Computer vision is a branch of computer science that develops computational methods to extract information from visual images. Familiar applications of computer vision include facial recognition on Facebook, Google image search, and autonomous vehicle navigation. Computer vision and its related field, machine vision, are also widely used in manufacturing, particularly in robotics, process control, and quality inspection.
Powder bed additive manufacturing (AM) is an emerging technology for three-dimensional (3D) metal printing. The process is conceptually simple. A layer of fine metal powder is spread on the build plate. By using a laser or electron beam, powder particles are melted and resolidified. Another layer of powder is spread, and the process repeats multiple times to build up the final part layer by layer.
Among the many challenges in deploying this new manufacturing system are numerous metal powder-related issues centered on understanding how the physical characteristics of the powder (size, shape, and surface character) affect processing parameters (flowability and spreadability) and build outcomes (porosity and flaws). Fundamental to understanding these relationships is effectively characterizing the powders themselves.

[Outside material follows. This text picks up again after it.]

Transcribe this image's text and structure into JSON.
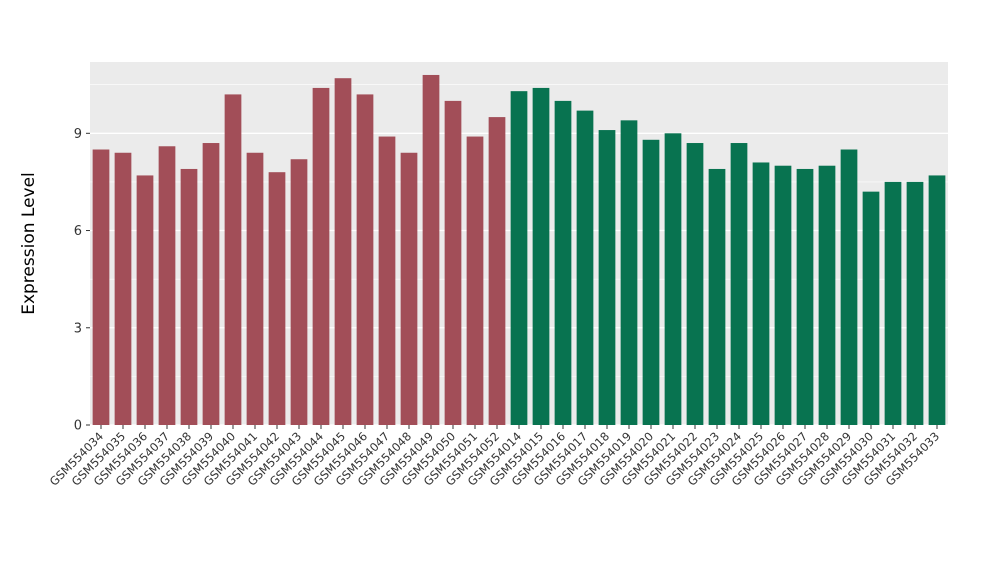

To date, characterization of AM powder feedstocks has relied on direct measurements of powder properties of interest. For example, Strondl et al. used dynamic image analysis to capture photomicrographs of powders, segment them, and measure particle size and aspect ratio distributions. These quantities, along with powder rheology measurements, were found to correlate with powder flow and spreading characteristics. A group of case studies by Clayton et al. concluded that particle size distribution alone is insufficient to determine powder properties. Instead, they characterized powders by using rheological measurements, which they found to correlate with powder properties such as the degree of recycling, the manufacturing method, or the presence of additives. In perhaps the most comprehensive study of its kind, Slotwinski et al. systematically characterized virgin and recycled stainless steel and cobalt chrome powders in an effort to develop standards for AM feedstock materials. They measured particle size and shape with laser diffraction, x-ray computed tomography, and optical and scanning electron microscopy. In addition, they determined atomic structure and composition via energy-dispersive element x-ray analysis, x-ray photoelectron spectroscopy, and x-ray diffraction. Finally, Nandwana et al. studied particle size, flowability, and chemistry for two powders used in electron beam AM. Recycling caused significant changes to chemistry in one powder but minimal changes in the other; particle size and flowability were unaffected by recycling. Measurements such as these provide valuable insight into the factors that influence powder properties; nevertheless, data science offers a complementary approach that can extract information from a data stream directly, without reductive measurement.
In this article, we explore applications of computer vision for autonomously evaluating powder raw materials for metal AM. Instead of explicitly identifying and measuring individual particles, our method implicitly characterizes powder micrographs as a distribution of local image features. We demonstrate that the computer vision system is capable of classifying powders with different distributions of particle size, shape, and surface texture, as well as of identifying both representative and atypical powder images. AM applications include powder batch qualification, quantifying the effects of powder recycling, selecting build parameters based on powder characteristics, identifying features that might be associated with powder spreading or build flaws, and defining objective material standards based on visual images.
Finally, we note that a significant advantage of the computer vision approach is that it is an autonomous and objective system that does not require a subjective human judgment about what to measure or how to measure it. It is not limited to powder micrographs and in fact can be extended to new image data sets, including bulk microstructural images, without customization.